With more than 300 objects, the exhibition is designed as a pilgrimage through seven thematically organized sections of Miyazaki worlds. Visitors will get to explore and interact with several animated feature films, including My Neighbor Totoro, Princess Mononoke, Howl’s Moving Castle, and The Wind Rises. The filmmaker’s six-decade career is laid out through a dynamic presentation of original character designs, storyboards, layouts, backgrounds, posters, and cels.

“Miyazaki’s genius is his power of remembering what he sees. He opens the drawers in his head to pull out these visual memories to create characters, landscapes, and structures that are bursting with originality,” producer and Studio Ghibli co-founder Toshio Suzuki said.

Large-scale projections of film clips and immersive environments recreate actual Studio Ghibli settings. Some pieces on public view at the Academy appear outside of Japan for the first time.

To enter the exposition, visitors follow four-year-old Mei, from My Neighbor Totoro, into the Tree Tunnel gallery, a transitional space that serves as an in-between place, a doorway into and out of fabled lands. Further on, the Creating Worlds gallery evokes the creator’s contrasting contexts, hovering between the beautiful and the bizarre, bouncing between nature’s peace and fire-stung industrial settings dominated by labor and technology.

The Sky View installation flies through Miyazaki’s otherworldly architecture — Ponyo’s underwater realm and Porco Rosso’s porcine view from the sky. Visitors can enjoy quiet contemplation, looking down on Jiro Horikoshi’s vista, the real-life WWII aviation found in The Wind Rises.
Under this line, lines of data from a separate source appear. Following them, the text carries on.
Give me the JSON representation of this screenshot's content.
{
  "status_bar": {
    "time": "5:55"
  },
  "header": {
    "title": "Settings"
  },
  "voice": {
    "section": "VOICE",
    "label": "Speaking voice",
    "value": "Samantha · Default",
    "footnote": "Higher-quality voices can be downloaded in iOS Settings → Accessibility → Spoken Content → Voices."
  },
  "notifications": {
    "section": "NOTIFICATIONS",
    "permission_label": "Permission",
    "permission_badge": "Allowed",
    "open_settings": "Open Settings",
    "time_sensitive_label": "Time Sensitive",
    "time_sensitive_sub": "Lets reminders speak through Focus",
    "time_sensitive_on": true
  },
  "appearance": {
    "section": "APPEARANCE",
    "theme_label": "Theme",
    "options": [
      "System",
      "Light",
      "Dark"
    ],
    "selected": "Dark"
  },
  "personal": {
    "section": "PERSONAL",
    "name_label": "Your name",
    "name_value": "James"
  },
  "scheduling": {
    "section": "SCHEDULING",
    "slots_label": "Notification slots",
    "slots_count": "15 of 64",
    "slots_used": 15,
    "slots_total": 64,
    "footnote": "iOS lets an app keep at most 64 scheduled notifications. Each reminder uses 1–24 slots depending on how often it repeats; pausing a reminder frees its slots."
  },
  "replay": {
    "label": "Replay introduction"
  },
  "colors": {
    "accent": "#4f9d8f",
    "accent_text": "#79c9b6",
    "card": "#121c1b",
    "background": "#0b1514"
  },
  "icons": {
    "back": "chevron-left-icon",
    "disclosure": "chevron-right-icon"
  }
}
Open until June 5, you can learn more and learn how to visit the Southern California retrospective through the Academy Museum website.

Related Guides

Studio Ghibli Theme Park


— スタジオジブリ STUDIO GHIBLI (@JP_GHIBLI) January 27, 2022

Enthusiasts up for a jaunt even further afield can visit Japan’s Studio Ghibli theme park when it opens to the public on November 1, 2022. Finally (mostly) finished several years after its announced plans in 2017, the park will have five lands staggering openings over the next few years. Like the L.A. exhibit, park visitors can voyage through Miyazaki’s magical, morphing fables.

Variety cites that local reports into the rising grounds include Princess Mononoke’s arboreal ardor during the Muromachi period and an almost 53-foot tall Howl’s Moving Castle, complete with multiple floors to explore. The last two lands, expected to open in March 2024, remain unrevealed.

While there will be rides in Studio Ghibli’s theme park, there’s no plan for large-scale roller coasters under Miyazaki and the studio’s watch. Miyazaki insisted that no trees be cut down during construction. Leaving the woods is meant to immerse inhabitants, however temporary, in an experience aligned with the bucolic nature where mystic realms reveal themselves.

During a May 2019 press conference, producer Suzuki joked about the maker’s creative contribution to the park.

“He can’t leave anything up to other people. He’s a meddlesome old man,” Suzuki said.

Studio Ghibli theme park is being built near Nagoya in central Japan, threading through Aichi Commemorative Park. By train, it’s about three hours from downtown Tokyo to Nagoya Station, followed by about an hour-long trip to the park proper.